The new provisions will become effective on 12 July 2021, and applicable as of 26 November 2026, ICAO states. Further, ICAO Council President Salvatore Sciacchitano, remarks that these Annex 8 provisions will now importantly serve as the foundational international SARPs for issuing Type Certificates and Certificates of Airworthiness.”
Given the pressure from the global cargo and e-commerce community for authorization to allow more elaborate use of drones for international and regional cargo, the implication of the new progress achieved by ICAO is significant as it, according to Mr.

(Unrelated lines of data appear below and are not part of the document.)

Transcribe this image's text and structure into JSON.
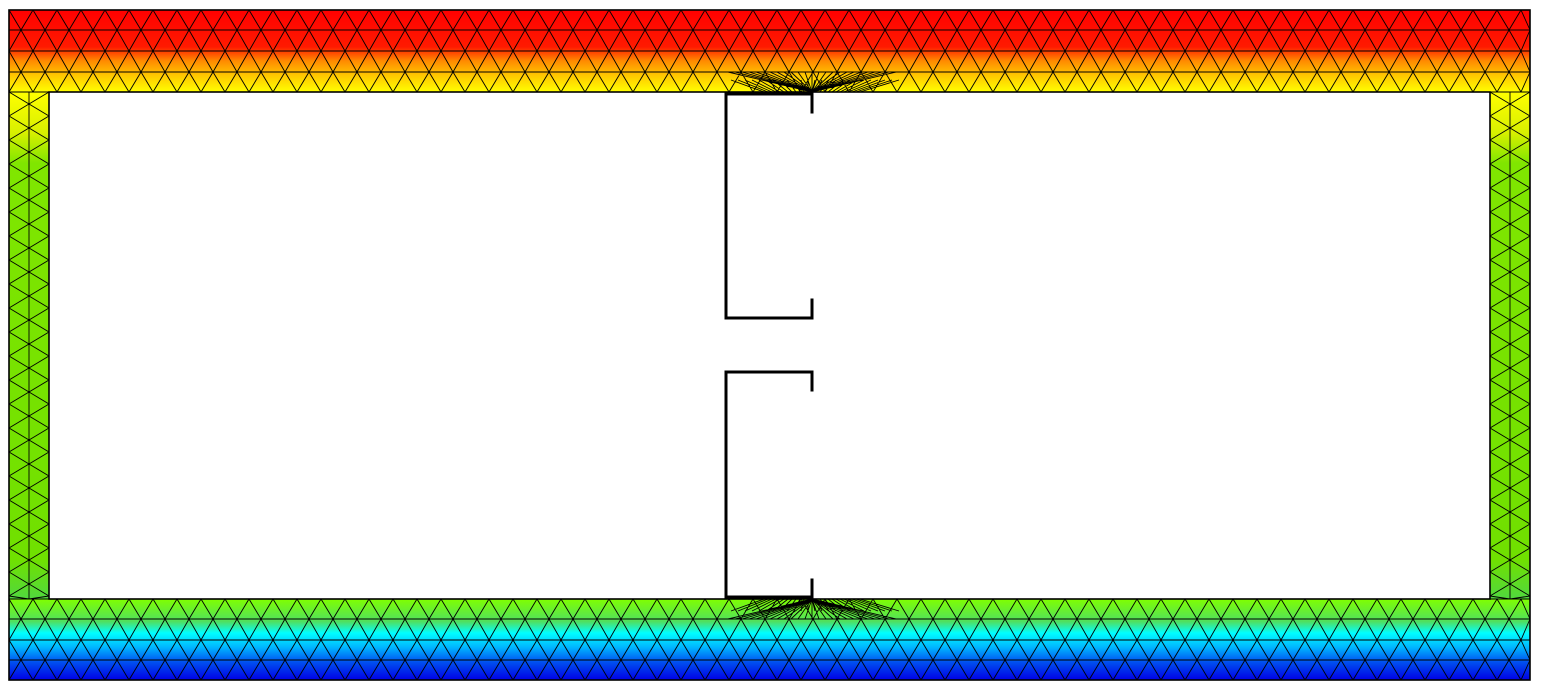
{
  "figure": {
    "kind": "finite-element-mesh-contour",
    "title": "",
    "colormap": {
      "name": "jet",
      "stops": [
        "#0000e6",
        "#0064ff",
        "#00e6ff",
        "#66e600",
        "#b4f000",
        "#ffff00",
        "#ffa500",
        "#ff0000"
      ]
    },
    "mesh_line_color": "#000000",
    "background_color": "#ffffff",
    "c_sections": [
      {
        "name": "upper-c-section",
        "orientation": "opens-right"
      },
      {
        "name": "lower-c-section",
        "orientation": "opens-right"
      }
    ]
  }
}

Sciacchitano, “provides a baseline of requirements which countries can employ in the near term to certify RPAS for international cargo operations or aerial work.”
It is exhilarating that ICAO is considering “future work” that will address “passenger-carrying RPA, as well as more advanced capabilities being anticipated for future urban air mobility.”
But for now, African States need pay particular attention to significant or minor changes that may be required in all of the 19 Annexes to the Chicago Convention to safely, securely and efficiently integrate drones into the aviation system.
It can be presumed that renewed and increased pressure could be on States from drone operators to commence or expand their operations. Some States may also rely on other States to adopt guidelines for managing drones in their jurisdictions, which makes it important to pay closer attention to the new ICAO guidelines.
In some States in Africa, piles of request for authorization of drone operation still await approval owing to complexity in the approval process. For instance, while the Civil Aviation Authorities (CAAs) are expected to authorize drone operation in their airspace, the intervention of national security agencies on grounds of ‘national security’ tend to elongate or stall the process.
Moreover, now that non-aviation operators of drones will be involved in drones operation, States will need to work out elaborate disciplinary frameworks to build-up the culture of compliance. While the drones-age aligns with fast-paced technology, regulators need to step up their adaptation to these mind-blowing technology.
Health Protocols For Drones?
With the devastating impact of the COVID-19 comes new apprehension over health protocols that would safely guide the use of drones. Unarguably, drones could reach farther remote locations faster and could spread their cargo and perhaps possible infections, as vectors, with same dispatch.
Drones Maintenance Capability
One of the biggest challenges facing manned aircraft includes high cost of maintenance incurred in ferrying aircraft abroad for routine maintenance due to inadequate local maintenance facilities in parts of Africa. In West Africa, for instance, which is Africa’s least developed aviation region, the absence of Maintenance Repair and Overhaul (MRO) facilities is still challenge. The need for expeditious build-up of technical know-how to manufacture and maintain complex drones in Africa cannot be downplayed.
The African Continental Free Trade Area (AfCFTA) offers fertile ground for exponential growth of e-commerce and unfettered emergence of the drone-era. With poor transport network and rising tendency towards integration in Africa, drones already have vital roles to play in Africa’s economy, where 1.3billion predominantly young population would become easily acclimatized to new technologies, including drones.